Knight v. Collins

327 F. Supp. 97 | N.D. Ala. | 1971

MEMORANDUM OPINION AND ORDER

POINTER, District Judge.

This action was instituted by the administrator of the deceased infant’s estate against the hospital and the physician. It comes on to be heard on the hospital’s motion to dismiss the complaint as amended.

The original complaint charged that the hospital, in releasing the newly born infant, had negligently failed to “continue” needed treatment and, in not readmitting the infant on the following day, had negligently failed to diagnose or treat the infant. In view of the hospital’s claim of governmental immunity, not factually disputed, it must be held under Erie that such allegations fail to state a cause of action against the hospital. Jenkins v. Houston County Hospital Board, 284 Ala. 180, 223 So.2d 583 (1969).

In an effort to escape the defense of governmental immunity, the plaintiff administrator amended to add a paragraph setting forth an implied contract whereby the hospital, at the time of admitting the expectant mother, agreed to care for her during delivery and to care for infant after birth until able to leave the hospital. Counsel for plaintiff skillfully patterned the allegations after those approved by the Alabama Supreme Court in Paul v. Escambia County Hospital Board, 283 Ala. 488, 218 So.2d 817 (1969). In Paul the mother was allowed, as against the claim of governmental immunity, to proceed with an action for breach of contract upon allegations deemed by that court to claim a total failure by the hospital, after accepting agreed upon charges, to undertake any part of the performance of that contract.

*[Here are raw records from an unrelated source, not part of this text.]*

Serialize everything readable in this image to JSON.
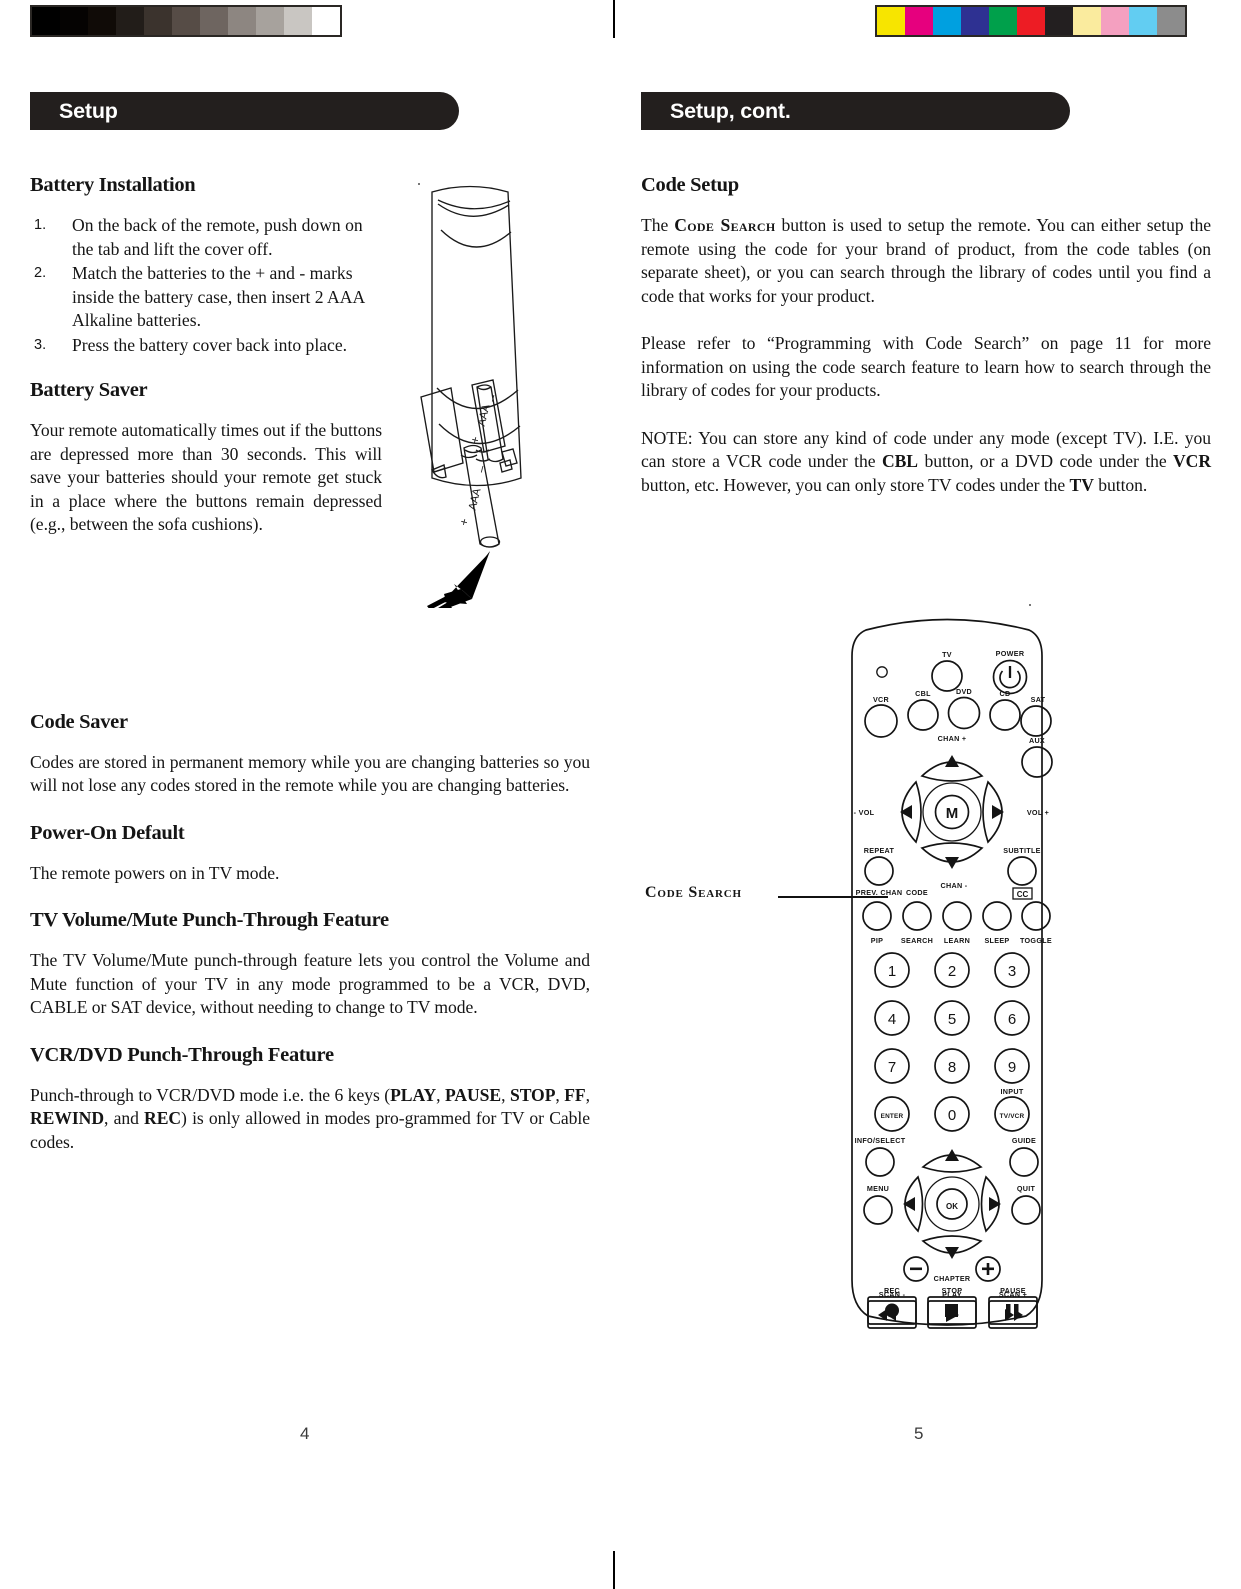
{
  "calibration": {
    "gray_strip": [
      "#000000",
      "#050302",
      "#100b07",
      "#221d19",
      "#3b332d",
      "#564c46",
      "#6e6560",
      "#8d8681",
      "#a7a29d",
      "#c9c6c2",
      "#ffffff"
    ],
    "color_strip": [
      "#f7e500",
      "#e6007e",
      "#00a0e0",
      "#2e3192",
      "#00a04b",
      "#ed1c24",
      "#231f20",
      "#faeb9e",
      "#f4a0c0",
      "#62cdf2",
      "#8c8c8c"
    ]
  },
  "left_page": {
    "banner": "Setup",
    "folio": "4",
    "sections": [
      {
        "heading": "Battery Installation",
        "steps": [
          {
            "num": "1.",
            "text": "On the back of the remote, push down on the tab and lift the cover off."
          },
          {
            "num": "2.",
            "text": "Match the batteries to the + and - marks inside the battery case, then insert 2 AAA Alkaline batteries."
          },
          {
            "num": "3.",
            "text": "Press the battery cover back into place."
          }
        ]
      },
      {
        "heading": "Battery Saver",
        "body": "Your remote automatically times out if the buttons are depressed more than 30 seconds. This will save your batteries should your remote get stuck in a place where the buttons remain depressed (e.g., between the sofa cushions)."
      },
      {
        "heading": "Code Saver",
        "body": "Codes are stored in permanent memory while you are changing batteries so you will not lose any codes stored in the remote while you are changing batteries."
      },
      {
        "heading": "Power-On Default",
        "body": "The remote powers on in TV mode."
      },
      {
        "heading": "TV Volume/Mute Punch-Through Feature",
        "body": "The TV Volume/Mute punch-through feature lets you control the Volume and Mute function of your TV in any mode programmed to be a VCR, DVD, CABLE or SAT device, without needing to change to TV mode."
      },
      {
        "heading": "VCR/DVD Punch-Through Feature",
        "body_parts": [
          {
            "text": "Punch-through to VCR/DVD mode i.e. the 6 keys (",
            "bold": false
          },
          {
            "text": "PLAY",
            "bold": true
          },
          {
            "text": ", ",
            "bold": false
          },
          {
            "text": "PAUSE",
            "bold": true
          },
          {
            "text": ", ",
            "bold": false
          },
          {
            "text": "STOP",
            "bold": true
          },
          {
            "text": ", ",
            "bold": false
          },
          {
            "text": "FF",
            "bold": true
          },
          {
            "text": ", ",
            "bold": false
          },
          {
            "text": "REWIND",
            "bold": true
          },
          {
            "text": ", and ",
            "bold": false
          },
          {
            "text": "REC",
            "bold": true
          },
          {
            "text": ") is only allowed in modes pro-grammed for TV or Cable codes.",
            "bold": false
          }
        ]
      }
    ],
    "artwork": {
      "name": "battery-installation-diagram",
      "battery_labels": [
        "AAA",
        "AAA"
      ],
      "polarity_marks": [
        "+",
        "−",
        "+",
        "−"
      ]
    }
  },
  "right_page": {
    "banner": "Setup, cont.",
    "folio": "5",
    "heading": "Code Setup",
    "paragraph_1": {
      "before": "The ",
      "smallcaps": "Code Search",
      "after": " button is used to setup the remote. You can either setup the remote using the code for your brand of product, from the code tables (on separate sheet), or you can search through the library of codes until you find a code that works for your product."
    },
    "paragraph_2": "Please refer to “Programming with Code Search” on page 11 for more information on using the code search feature to learn how to search through the library of codes for your products.",
    "paragraph_3_parts": [
      {
        "text": "NOTE: You can store any kind of code under any mode (except TV). I.E. you can store a VCR code under the ",
        "bold": false
      },
      {
        "text": "CBL",
        "bold": true
      },
      {
        "text": " button, or a DVD code under the ",
        "bold": false
      },
      {
        "text": "VCR",
        "bold": true
      },
      {
        "text": " button, etc. However, you can only store TV codes under the ",
        "bold": false
      },
      {
        "text": "TV",
        "bold": true
      },
      {
        "text": " button.",
        "bold": false
      }
    ],
    "callout_label": "Code Search",
    "remote": {
      "name": "universal-remote-diagram",
      "led": "",
      "device_buttons": [
        "VCR",
        "CBL",
        "DVD",
        "CD",
        "SAT"
      ],
      "top_buttons": [
        "TV",
        "POWER"
      ],
      "aux_button": "AUX",
      "channel_up": "CHAN +",
      "channel_down": "CHAN -",
      "volume_down": "- VOL",
      "volume_up": "VOL +",
      "center_mute": "M",
      "repeat": "REPEAT",
      "prev_chan": "PREV. CHAN",
      "subtitle": "SUBTITLE",
      "cc": "CC",
      "function_row": [
        {
          "top": "",
          "bottom": "PIP"
        },
        {
          "top": "CODE",
          "bottom": "SEARCH"
        },
        {
          "top": "",
          "bottom": "LEARN"
        },
        {
          "top": "",
          "bottom": "SLEEP"
        },
        {
          "top": "",
          "bottom": "TOGGLE"
        }
      ],
      "keypad": [
        "1",
        "2",
        "3",
        "4",
        "5",
        "6",
        "7",
        "8",
        "9",
        "ENTER",
        "0",
        "TV/VCR"
      ],
      "input_label": "INPUT",
      "info_select": "INFO/SELECT",
      "guide": "GUIDE",
      "menu": "MENU",
      "quit": "QUIT",
      "ok": "OK",
      "chapter": "CHAPTER",
      "chapter_minus": "−",
      "chapter_plus": "+",
      "transport_row_1": [
        "SCAN -",
        "PLAY",
        "SCAN +"
      ],
      "transport_row_2": [
        "REC",
        "STOP",
        "PAUSE"
      ]
    }
  }
}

The present case cannot, however, for two reasons be posited upon the *98Paul decision. First, the allegations of the complaint reflect that the hospital did undertake performance of its obligations under the alleged contract and that claimed fault lies in its negligent or incomplete performance. The Alabama Supreme Court in Paul (218 So.2d at 821-822) carefully noted that, in such a situation, the action could not be maintained ex contractu and would be subject to the governmental immunity claim. While the new paragraph added by the plaintiff here could, absent other allegations, be taken as alleging a failure to undertake any performance, there are other allegations- — -those contained in the original complaint, which were not deleted — which show that the hospital had undertaken its obligations but had failed to “continue” the same. (The plaintiff does not attempt to assert acceptance by the hospital of a new contract on the day on which readmission was sought but denied.)

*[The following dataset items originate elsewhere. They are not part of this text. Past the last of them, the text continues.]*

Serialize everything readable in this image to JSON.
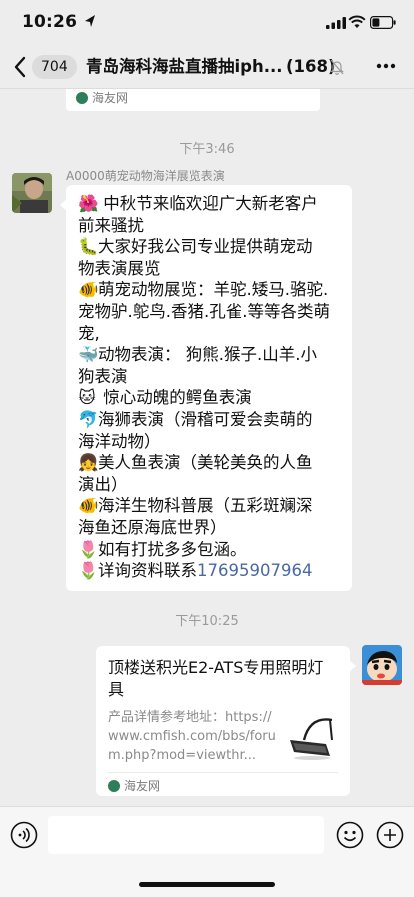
{
  "status": {
    "time": "10:26"
  },
  "header": {
    "badge": "704",
    "title": "青岛海科海盐直播抽iph...",
    "member_count": "(168)"
  },
  "chat": {
    "top_card_source": "海友网",
    "timestamp_1": "下午3:46",
    "sender_name": "A0000萌宠动物海洋展览表演",
    "message_lines": [
      {
        "emoji": "🌺",
        "text": " 中秋节来临欢迎广大新老客户"
      },
      {
        "emoji": "",
        "text": "前来骚扰"
      },
      {
        "emoji": "🐛",
        "text": "大家好我公司专业提供萌宠动"
      },
      {
        "emoji": "",
        "text": "物表演展览"
      },
      {
        "emoji": "🐠",
        "text": "萌宠动物展览：羊驼.矮马.骆驼."
      },
      {
        "emoji": "",
        "text": "宠物驴.鸵鸟.香猪.孔雀.等等各类萌"
      },
      {
        "emoji": "",
        "text": "宠,"
      },
      {
        "emoji": "🐳",
        "text": "动物表演：  狗熊.猴子.山羊.小"
      },
      {
        "emoji": "",
        "text": "狗表演"
      },
      {
        "emoji": "🐱",
        "text": " 惊心动魄的鳄鱼表演"
      },
      {
        "emoji": "🐬",
        "text": "海狮表演（滑稽可爱会卖萌的"
      },
      {
        "emoji": "",
        "text": "海洋动物）"
      },
      {
        "emoji": "👧",
        "text": "美人鱼表演（美轮美奂的人鱼"
      },
      {
        "emoji": "",
        "text": "演出）"
      },
      {
        "emoji": "🐠",
        "text": "海洋生物科普展（五彩斑斓深"
      },
      {
        "emoji": "",
        "text": "海鱼还原海底世界）"
      },
      {
        "emoji": "🌷",
        "text": "如有打扰多多包涵。"
      },
      {
        "emoji": "🌷",
        "text": "详询资料联系"
      }
    ],
    "phone": "17695907964",
    "timestamp_2": "下午10:25",
    "link_card": {
      "title": "顶楼送积光E2-ATS专用照明灯具",
      "description": "产品详情参考地址：https://www.cmfish.com/bbs/forum.php?mod=viewthr...",
      "source": "海友网"
    }
  },
  "colors": {
    "background": "#ededed",
    "bubble": "#ffffff",
    "link_blue": "#4a69a3"
  },
  "icons": [
    "location-arrow-icon",
    "signal-icon",
    "wifi-icon",
    "battery-icon",
    "back-chevron-icon",
    "mute-bell-icon",
    "more-dots-icon",
    "voice-icon",
    "emoji-icon",
    "plus-icon"
  ]
}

Secondly, the Paul case, contrasted with the present litigation, was brought by the mother as plaintiff, seeking damages suffered by her as a result of the alleged breach of contract by the hospital. The allegations in the Paul complaint relative to death of the infant were not by way of asserting a cause of action on behalf of the infant, but at most a claim for additional damages suffered by the mother (mental anguish) in conjunction with other damages claimed by her — the propriety of which the Alabama Supreme Court was not called upon to determine on the appeal. Also see Peck v. Henderson, 218 Ala. 233, 118 So. 262 (1928). Here, the action is brought by the Administrator of the deceased child’s estate.1 Whether this is brought as a cause of action in the child which survived his death or as an action for wrongful death for the parents’ benefit under Title 7, § 119, is not clear.

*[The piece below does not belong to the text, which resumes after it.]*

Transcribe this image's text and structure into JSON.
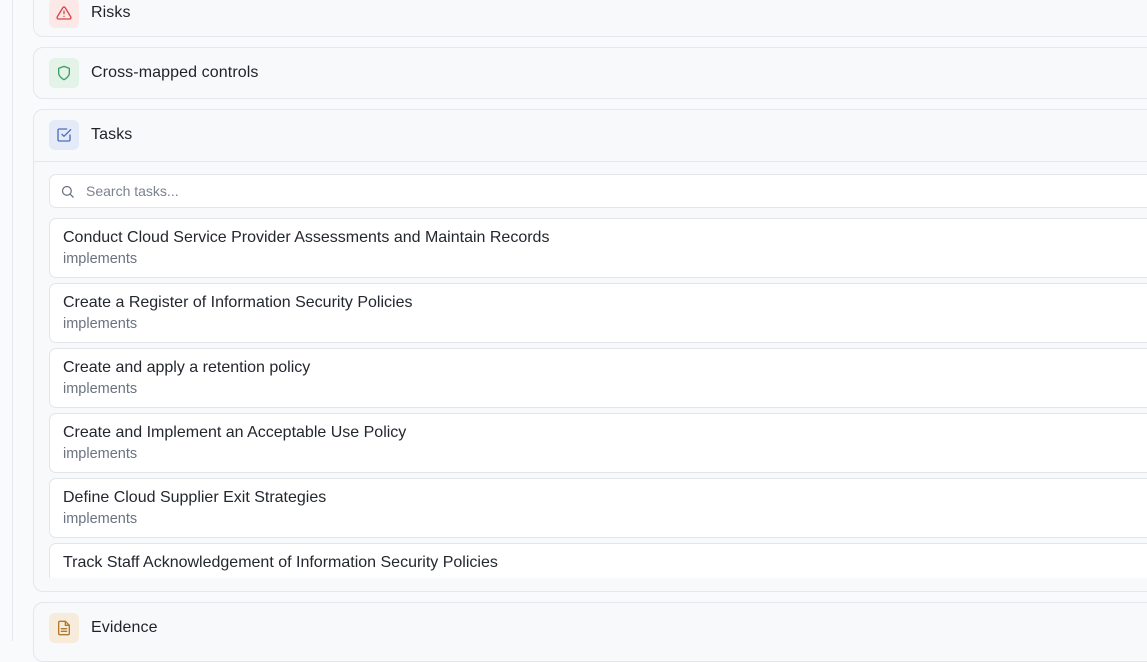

To the extent that plaintiff seeks to bring a cause for breach of contract within the Homicide Act — Title 7, § 119, or its adult companion, Title 7, § 123— the Alabama Supreme Court has clearly foreclosed the way. Thaggard v. Vafes, 218 Ala. 609, 119 So. 647 (1928). Moreover, this same decision assumes the rule that an action ex contractu for damage to the person causing death would not otherwise survive (insofar as the right of action held by the deceased). There may be good reason to question the correctness of the reasoning underlying such a rule — see, e.g., Smedley, “Wrongful Death — Basis of Common Law Rules,” 13 Vanderbilt Law Review 605 (1960) — but our role is limited here to discerning the rule adopted by the Alabama Supreme Court. In a similar situation, Judge Lynne of this district court ruled that a count for breach of implied warranty causing death could not be maintained under Alabama law. (Unpublished ruling, Wheeler v. General Motors Corp., U.S.Dist.Court, N.D.Ala., # 70-315). The Fifth Circuit has reached the same conclusion as to a comparable Florida statute. Latimer v. Sears, Roebuck & Co., 285 F.2d 152 (5th Cir. 1960).

For the reasons indicated, it is

Ordered

That the motion of defendant Jackson County Hospital Board, a public corporation, to dismiss as to it the amended complaint is hereby granted, and said action dismissed as to such defendant.

. An additional complication — which is not reached in this decision — relates to the “third party beneficiary” aspect. Such a problem no doubt will be presented in a case brought on behalf of a living child for non-fatal injuries suffered in childbirth on account of alleged breach of contract.